300-year-old tree thrives in parking lot
A quest to find what is believed to be the oldest tree in Chatham has led to an unexpected location, a site surrounded by asphalt and apartment buildings.
A swamp white oak towers over a parking lot at the back of a threebuilding apartment complex at 140 Park Ave. E. in Chatham.
The tree is estimated to be 300 years old, so old that when it first took root Detroit had only been recently established as a French-Canadian village and Chatham-Kent — or Kent County for that matter — didn't exist.
Randall Van Wagner, environmental project coordinator with the Lower Thames Valley Conservation Authority, calls the tree “a hidden gem,” adding, “it's in remarkable shape.”
He only became aware of the tree about six years ago when a friend pointed out the old oak's existence.
Although swamp white oaks are indigenous to Chatham-Kent and southwestern Ontario, Van Wagner said because they are among the Carolinian forest species they are not that common.
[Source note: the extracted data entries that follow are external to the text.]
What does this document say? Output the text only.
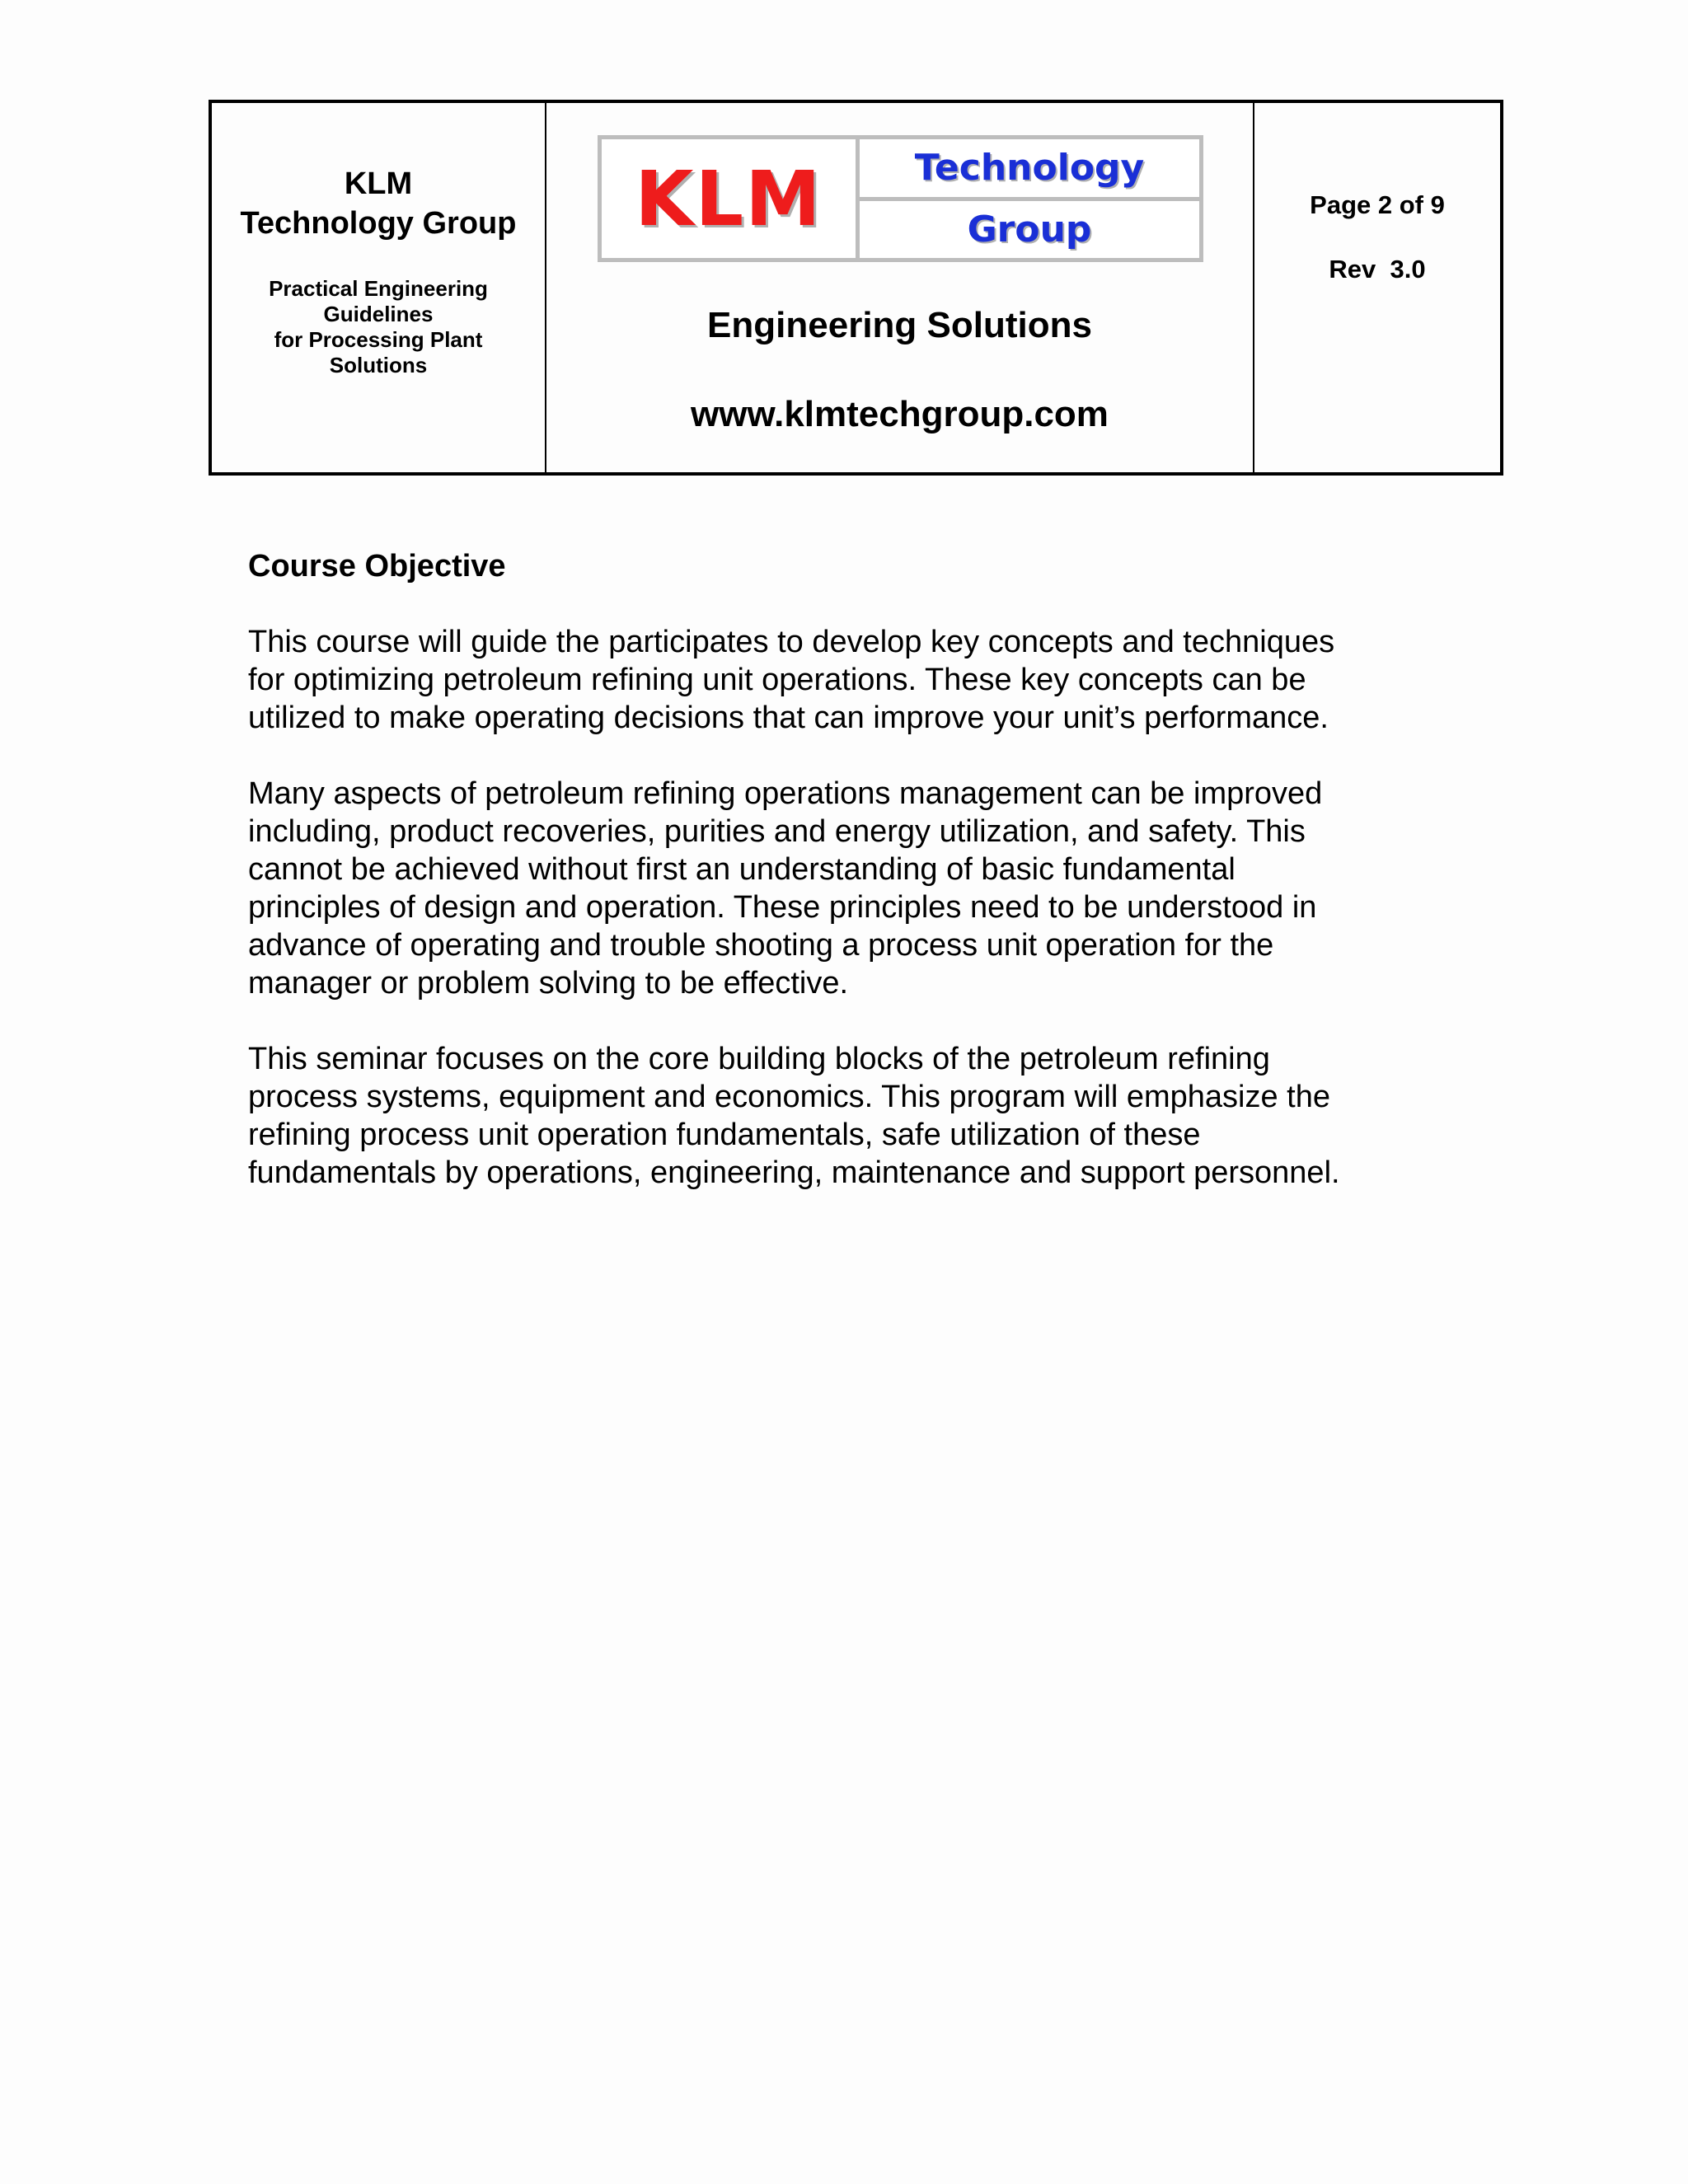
KLM
Technology Group
Practical Engineering
Guidelines
for Processing Plant
Solutions
KLM	Technology
Group
Engineering Solutions
www.klmtechgroup.com
Page 2 of 9
Rev  3.0
Course Objective
This course will guide the participates to develop key concepts and techniques
for optimizing petroleum refining unit operations. These key concepts can be
utilized to make operating decisions that can improve your unit’s performance.
Many aspects of petroleum refining operations management can be improved
including, product recoveries, purities and energy utilization, and safety. This
cannot be achieved without first an understanding of basic fundamental
principles of design and operation. These principles need to be understood in
advance of operating and trouble shooting a process unit operation for the
manager or problem solving to be effective.
This seminar focuses on the core building blocks of the petroleum refining
process systems, equipment and economics. This program will emphasize the
refining process unit operation fundamentals, safe utilization of these
fundamentals by operations, engineering, maintenance and support personnel.
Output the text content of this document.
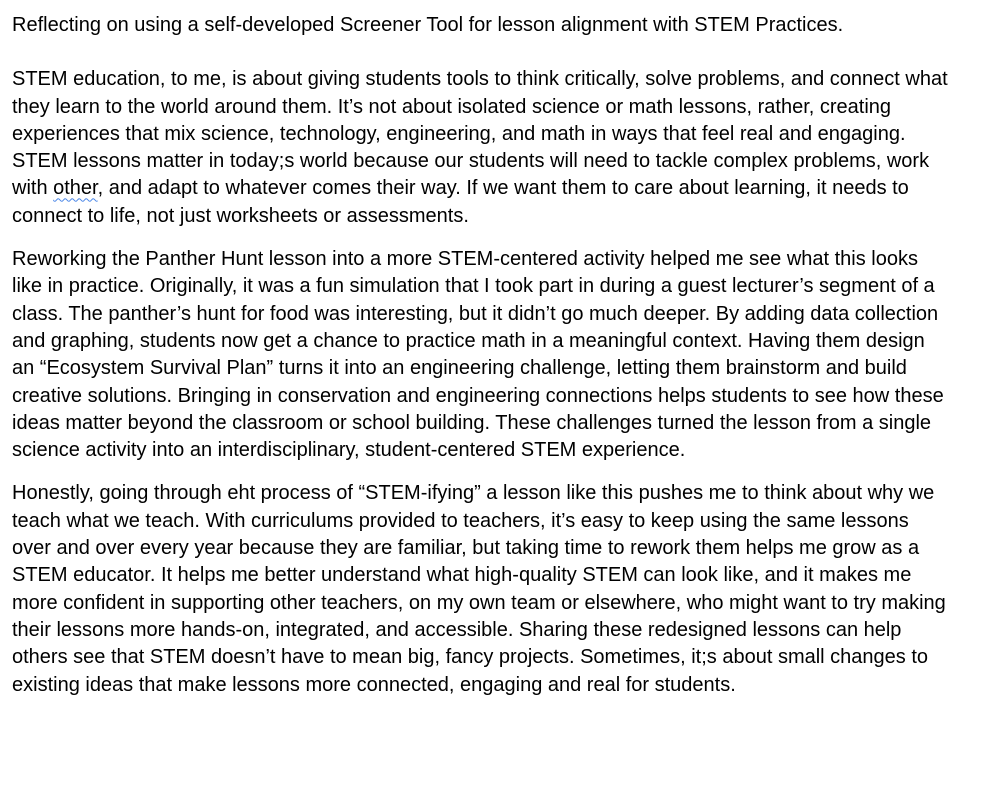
Reflecting on using a self-developed Screener Tool for lesson alignment with STEM Practices.

STEM education, to me, is about giving students tools to think critically, solve problems, and connect what they learn to the world around them. It’s not about isolated science or math lessons, rather, creating experiences that mix science, technology, engineering, and math in ways that feel real and engaging. STEM lessons matter in today;s world because our students will need to tackle complex problems, work with other, and adapt to whatever comes their way. If we want them to care about learning, it needs to connect to life, not just worksheets or assessments.

Reworking the Panther Hunt lesson into a more STEM-centered activity helped me see what this looks like in practice. Originally, it was a fun simulation that I took part in during a guest lecturer’s segment of a class. The panther’s hunt for food was interesting, but it didn’t go much deeper. By adding data collection and graphing, students now get a chance to practice math in a meaningful context. Having them design an “Ecosystem Survival Plan” turns it into an engineering challenge, letting them brainstorm and build creative solutions. Bringing in conservation and engineering connections helps students to see how these ideas matter beyond the classroom or school building. These challenges turned the lesson from a single science activity into an interdisciplinary, student-centered STEM experience.

Honestly, going through eht process of “STEM-ifying” a lesson like this pushes me to think about why we teach what we teach. With curriculums provided to teachers, it’s easy to keep using the same lessons over and over every year because they are familiar, but taking time to rework them helps me grow as a STEM educator. It helps me better understand what high-quality STEM can look like, and it makes me more confident in supporting other teachers, on my own team or elsewhere, who might want to try making their lessons more hands-on, integrated, and accessible. Sharing these redesigned lessons can help others see that STEM doesn’t have to mean big, fancy projects. Sometimes, it;s about small changes to existing ideas that make lessons more connected, engaging and real for students.
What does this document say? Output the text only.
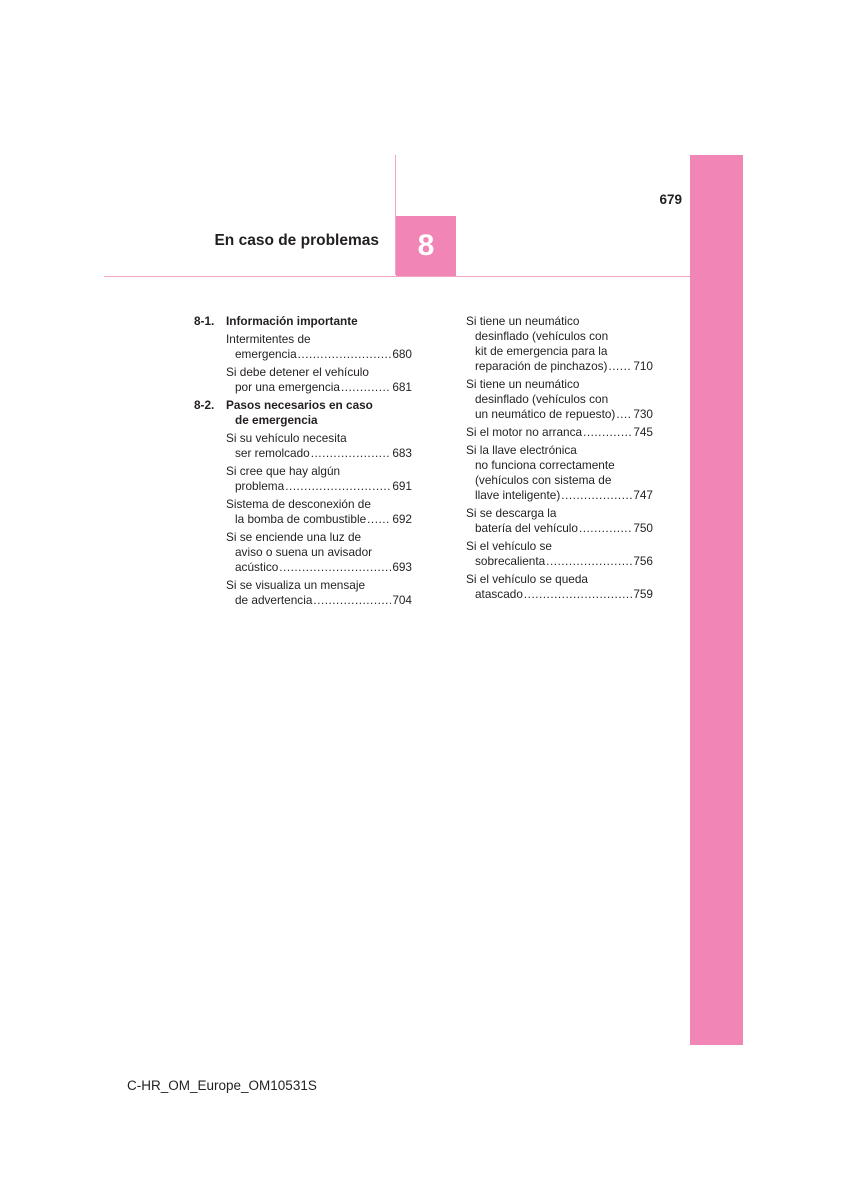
679
En caso de problemas 8
8-1. Información importante
Intermitentes de
emergencia .....	680
Si debe detener el vehículo
por una emergencia .....	681
8-2. Pasos necesarios en caso
de emergencia
Si su vehículo necesita
ser remolcado .....	683
Si cree que hay algún
problema .....	691
Sistema de desconexión de
la bomba de combustible ..... 692
Si se enciende una luz de
aviso o suena un avisador
acústico .....	693
Si se visualiza un mensaje
de advertencia .....	704
Si tiene un neumático
desinflado (vehículos con
kit de emergencia para la
reparación de pinchazos) ..... 710
Si tiene un neumático
desinflado (vehículos con
un neumático de repuesto) ..... 730
Si el motor no arranca .....	745
Si la llave electrónica
no funciona correctamente
(vehículos con sistema de
llave inteligente) .....	747
Si se descarga la
batería del vehículo .....	750
Si el vehículo se
sobrecalienta .....	756
Si el vehículo se queda
atascado .....	759
C-HR_OM_Europe_OM10531S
He said the three century age estimate is based on the tree's width.
But although the tree has stood the test of time, Van Wagner said there is nothing stopping the property owner from cutting it down.
He noted woodlot cutting bylaws that pertain to cutting down acreage of forest.
“Individual trees, it's very hard to get them designated so they can't be cut,” Van Wagner said. “It's ultimately up to the property owner.”
The Chatham Daily News has learned the owner of the apartment complex is from British Columbia and the facility is managed by a company from Hamilton.
The superintendent of the building said other than a large branch falling a few years ago, the swamp white oak tree has never been a problem.
However, Albert Jongbloed has had a few issues with the tree over the years with about half of it hanging over his backyard. The trunk is also pushing in on a section of his fence.
“It's a nice tree,” he said, but “I wished they'd come and cut the dead out of it.”
After a big storm comes through, Jongbloed finds a lot of smaller branches in his yard, noting some have punctured covers and solar blankets he's had on his backyard pool over the years.
Toni Ellis, heritage tree coordinator for Forests Ontario, said the charitable organization runs the Ontario Heritage Tree Program — details are available at www.forestsontario.ca.
Within the City of Toronto, she said a tree designated under this program protects it from being cut down.
But anywhere else in Ontario, “it's strictly a recognition program. It actually doesn't afford it any legal protection.”
But, Ellis said advocate groups could go to the municipality to try to get a bylaw enacted to protect the tree.
Van Wagner said he has nominated two trees in Chatham under the Ontario Heritage Tree Program, including a shumard oak located in Tecumseh Park. The park is also home to a smaller swamp white oak.
The other tree he has nominated is a large elm on Queen Street in front of the Queen's Court apartment, which was once home to the Chatham OPP headquarters.
When told about the giant swamp white oak, Ellis asked: “What did Chatham look like 300 years ago?”
When told the tree predates the municipality and grew tall while the land housed the former Sundale Manor, which opened in 1912 to serve as an orphanage and later became a home for unwed mothers around 1950, Ellis said, “look at what this tree has presided over.”
Protecting old trees and organization reforestation projects are among the mandates of Forests Ontario, she said.
Ellis said the organization is also working on a program to collect seeds from heritage trees, such as this swamp white oak.
“These are survivor trees, they've got really good genetics, so let's not lose those genetics,” she said.
Al Hudson, left, and his mother, Cathy Hudson, stretch to try to get their arms around this massive swamp white oak tree, located just metres from the apartment they live in Chatham.